Ma è naturale. Obama non può’ che ragionare , gioco forza, da mondialista: figlio di un keniota e di un’americana di origini irlandesi è nato alle Hawaii ed ha vissuto in Indonesia. Il problema pero’ è che pochi elettori americani hanno padre keniota ed hanno vissuto in Indonesia; i più’ sono elettori banalmente americani, certo di svariate origini, ma hanno vissuto e vivono una realtà americana che di per se stessa è già un problema assai complicato senza dover disquisire del loro ruolo di popolo modello mondiale.

Ci sono sicuramente americani che invece pensano proprio in termini internazionalisti, l’esatto contrario, e sono quelli che non hanno voti che sono minoranze elettorali ma occupano posti influenti nei media, nella canzone, nel cinema , tali da poter orientare il dibattito . Una situazione classica che conosciamo anche nel nostro Paese.

Assistiamo al paradosso tutto progressista di gente super- abbronzata , ad esempio in California , che impartisce lezioni di ecologismo e rispetto dell’ambiente parcheggiando l ‘ enorme Suv davanti alla piscina della mega-villa; alla contraddizione di giornalisti new-yorchesi che elargiscono il loro verbo progressista agli ignoranti del popolo; alle incongruenze dei dirigenti delle multinazionali che guadagnano annualmente più’ dello stesso bilancio di funzionamento di alcuni piccoli Stati. Ma sono e restano minoranza , la loro incidenza elettorale non è proporzionale alle cifre del loro contro bancario.

Sicuramente non sono un campione valido per determinare un risultato elettorale. Non rappresentano l’elettore americano medio, quello che ha qualche brutto ricordo di storia recente come la politica interventista tanto cara ad Obama e Clinton passando per Bush figlio, la cocente sconfitta in Corea e poi in Vietnam, l’intervento americano contro Saddam Hussein per salvare gli amici del Kuwait, i bombardamenti in Libia, l’occupazione dell’Afganistan; tante ingerenze illegittime negli affari del mondo, come avviene ancora oggi in Ukraina e in Siria

Trump è il candidato del mondo multipolare che dice basta alle guerre preventive, alle presidenze pericolose, che lascia presagire la fine del politicamente corretto, il che potrebbe essere un bene per Usa e soprattutto per l’ Europa dove questo conformismo e’ diventato una vera e propria religione.

Ma niente è ancora deciso , tutto è incerto perché i neocons non si lasceranno privare dei loro privilegi, e i Bilderberg , che sono la stessa cosa che la Trilaterale, non si lasceranno certamente ridimensionare. Lo hanno dimostrato in Brasile, in Venezuela, con l’accerchiamento della Russia, in Ucraina, in Siria e sono ancora in grado di causare ancora molti danni fino a gennaio, data dell’insediamento del nuovo presidente.

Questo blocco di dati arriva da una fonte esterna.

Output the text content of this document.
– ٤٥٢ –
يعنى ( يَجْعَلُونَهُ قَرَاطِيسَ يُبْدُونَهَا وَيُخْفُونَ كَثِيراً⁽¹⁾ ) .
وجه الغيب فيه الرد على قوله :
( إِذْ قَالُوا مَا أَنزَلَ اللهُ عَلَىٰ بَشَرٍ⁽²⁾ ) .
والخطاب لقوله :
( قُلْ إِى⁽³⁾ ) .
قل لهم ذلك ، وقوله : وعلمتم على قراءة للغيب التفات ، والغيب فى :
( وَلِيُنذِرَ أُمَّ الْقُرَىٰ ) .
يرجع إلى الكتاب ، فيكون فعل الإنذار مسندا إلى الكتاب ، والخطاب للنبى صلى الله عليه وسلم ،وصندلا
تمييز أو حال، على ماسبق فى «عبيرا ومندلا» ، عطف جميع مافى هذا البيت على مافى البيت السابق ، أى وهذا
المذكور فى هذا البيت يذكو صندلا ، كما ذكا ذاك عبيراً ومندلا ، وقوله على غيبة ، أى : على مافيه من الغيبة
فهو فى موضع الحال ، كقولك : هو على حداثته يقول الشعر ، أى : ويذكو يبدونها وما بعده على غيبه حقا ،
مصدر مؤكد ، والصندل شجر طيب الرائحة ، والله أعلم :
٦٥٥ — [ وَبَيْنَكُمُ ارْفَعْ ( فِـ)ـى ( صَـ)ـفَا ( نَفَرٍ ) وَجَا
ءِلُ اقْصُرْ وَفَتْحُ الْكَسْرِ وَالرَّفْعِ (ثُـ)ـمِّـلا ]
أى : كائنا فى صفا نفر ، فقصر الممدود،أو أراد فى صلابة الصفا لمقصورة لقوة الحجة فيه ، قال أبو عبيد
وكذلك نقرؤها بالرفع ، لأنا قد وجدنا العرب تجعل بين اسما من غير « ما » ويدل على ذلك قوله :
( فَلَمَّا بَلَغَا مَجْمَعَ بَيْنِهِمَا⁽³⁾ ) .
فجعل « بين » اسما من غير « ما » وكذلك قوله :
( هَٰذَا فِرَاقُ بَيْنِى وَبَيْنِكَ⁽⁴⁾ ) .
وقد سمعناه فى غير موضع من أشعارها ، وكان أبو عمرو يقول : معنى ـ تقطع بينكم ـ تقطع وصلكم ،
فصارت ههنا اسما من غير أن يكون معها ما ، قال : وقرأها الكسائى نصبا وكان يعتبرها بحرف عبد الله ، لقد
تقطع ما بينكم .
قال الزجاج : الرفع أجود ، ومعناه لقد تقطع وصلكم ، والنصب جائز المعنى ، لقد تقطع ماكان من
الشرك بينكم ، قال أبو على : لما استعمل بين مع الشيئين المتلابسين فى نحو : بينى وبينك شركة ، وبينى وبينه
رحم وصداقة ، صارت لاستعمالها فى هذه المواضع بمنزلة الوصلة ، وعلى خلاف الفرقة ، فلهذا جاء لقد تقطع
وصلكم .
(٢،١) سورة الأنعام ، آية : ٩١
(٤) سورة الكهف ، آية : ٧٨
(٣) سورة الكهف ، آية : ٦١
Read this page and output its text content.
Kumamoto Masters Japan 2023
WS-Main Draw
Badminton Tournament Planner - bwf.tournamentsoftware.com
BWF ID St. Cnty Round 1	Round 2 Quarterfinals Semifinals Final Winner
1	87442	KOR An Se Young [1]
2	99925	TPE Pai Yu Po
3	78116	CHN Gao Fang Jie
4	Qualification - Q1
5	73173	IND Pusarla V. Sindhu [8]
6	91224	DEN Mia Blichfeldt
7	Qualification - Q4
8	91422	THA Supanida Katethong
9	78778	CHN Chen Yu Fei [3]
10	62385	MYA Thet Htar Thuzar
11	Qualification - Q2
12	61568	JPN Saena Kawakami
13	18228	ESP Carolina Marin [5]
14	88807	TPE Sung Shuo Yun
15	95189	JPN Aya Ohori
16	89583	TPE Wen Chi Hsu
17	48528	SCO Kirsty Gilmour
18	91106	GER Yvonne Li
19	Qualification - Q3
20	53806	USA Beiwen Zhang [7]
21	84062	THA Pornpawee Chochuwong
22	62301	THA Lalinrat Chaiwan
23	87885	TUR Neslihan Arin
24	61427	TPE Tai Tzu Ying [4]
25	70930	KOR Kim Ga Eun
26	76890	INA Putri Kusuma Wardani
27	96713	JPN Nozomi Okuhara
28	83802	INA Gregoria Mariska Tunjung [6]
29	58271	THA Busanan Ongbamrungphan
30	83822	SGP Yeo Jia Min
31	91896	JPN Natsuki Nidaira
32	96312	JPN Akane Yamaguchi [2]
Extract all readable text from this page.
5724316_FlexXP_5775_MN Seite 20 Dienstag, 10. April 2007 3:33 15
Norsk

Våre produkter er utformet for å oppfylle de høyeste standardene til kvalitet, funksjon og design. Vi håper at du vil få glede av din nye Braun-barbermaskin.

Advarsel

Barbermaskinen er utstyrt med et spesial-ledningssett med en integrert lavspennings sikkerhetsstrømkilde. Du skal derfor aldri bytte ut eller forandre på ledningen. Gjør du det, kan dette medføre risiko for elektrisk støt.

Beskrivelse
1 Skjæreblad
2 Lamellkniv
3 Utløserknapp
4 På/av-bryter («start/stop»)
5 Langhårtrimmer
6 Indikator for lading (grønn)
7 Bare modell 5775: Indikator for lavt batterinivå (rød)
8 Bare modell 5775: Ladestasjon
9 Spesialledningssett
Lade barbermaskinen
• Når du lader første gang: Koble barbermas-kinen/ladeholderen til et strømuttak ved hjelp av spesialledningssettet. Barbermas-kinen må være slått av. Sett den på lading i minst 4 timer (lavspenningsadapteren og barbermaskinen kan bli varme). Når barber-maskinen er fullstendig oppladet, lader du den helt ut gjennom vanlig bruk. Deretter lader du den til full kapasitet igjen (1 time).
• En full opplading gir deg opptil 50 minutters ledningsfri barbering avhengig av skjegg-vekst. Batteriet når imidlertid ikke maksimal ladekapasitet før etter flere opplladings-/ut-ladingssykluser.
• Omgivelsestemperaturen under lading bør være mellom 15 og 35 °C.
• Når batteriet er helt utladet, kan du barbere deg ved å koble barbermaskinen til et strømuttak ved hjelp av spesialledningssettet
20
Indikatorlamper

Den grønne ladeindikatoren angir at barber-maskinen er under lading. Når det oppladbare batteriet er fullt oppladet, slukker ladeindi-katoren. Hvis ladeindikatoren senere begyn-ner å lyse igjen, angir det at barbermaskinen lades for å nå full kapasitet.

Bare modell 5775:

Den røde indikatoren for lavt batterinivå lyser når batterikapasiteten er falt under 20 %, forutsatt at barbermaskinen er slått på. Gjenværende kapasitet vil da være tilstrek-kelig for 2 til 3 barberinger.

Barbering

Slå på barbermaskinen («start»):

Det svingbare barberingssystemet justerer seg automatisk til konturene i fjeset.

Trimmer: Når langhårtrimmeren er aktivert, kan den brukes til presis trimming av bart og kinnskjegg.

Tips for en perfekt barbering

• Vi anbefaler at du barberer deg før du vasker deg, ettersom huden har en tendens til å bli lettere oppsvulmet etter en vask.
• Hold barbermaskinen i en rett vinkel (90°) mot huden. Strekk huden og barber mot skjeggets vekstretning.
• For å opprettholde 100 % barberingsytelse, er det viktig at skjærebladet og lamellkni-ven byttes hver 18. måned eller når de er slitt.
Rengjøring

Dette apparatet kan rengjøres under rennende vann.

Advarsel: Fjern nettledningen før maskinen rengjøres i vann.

Da osservatore ignorante (cfr sopra) credo che con Trump si delinei una nuova che non è più’ quella del nuovo ordine mondiale in salsa neocon, ma quella di un nuovo mondo multipolare dove sovranità nazionali e populismi avranno più’ diritto di cittadinanza.

Quindi il buon senso manifestato da Trump che non conosce gli affari del mondo e che ha dichiarato che non accorderà più’ alla politica estera americana alcuna priorità, ma che si occuperà degli affari interni , forse, all’elettore medio americano potrà piacere più’ dell’interventismo di Obama. Sicuramente all’elettore medio americano sembrerà piuttosto buona cosa e giusta.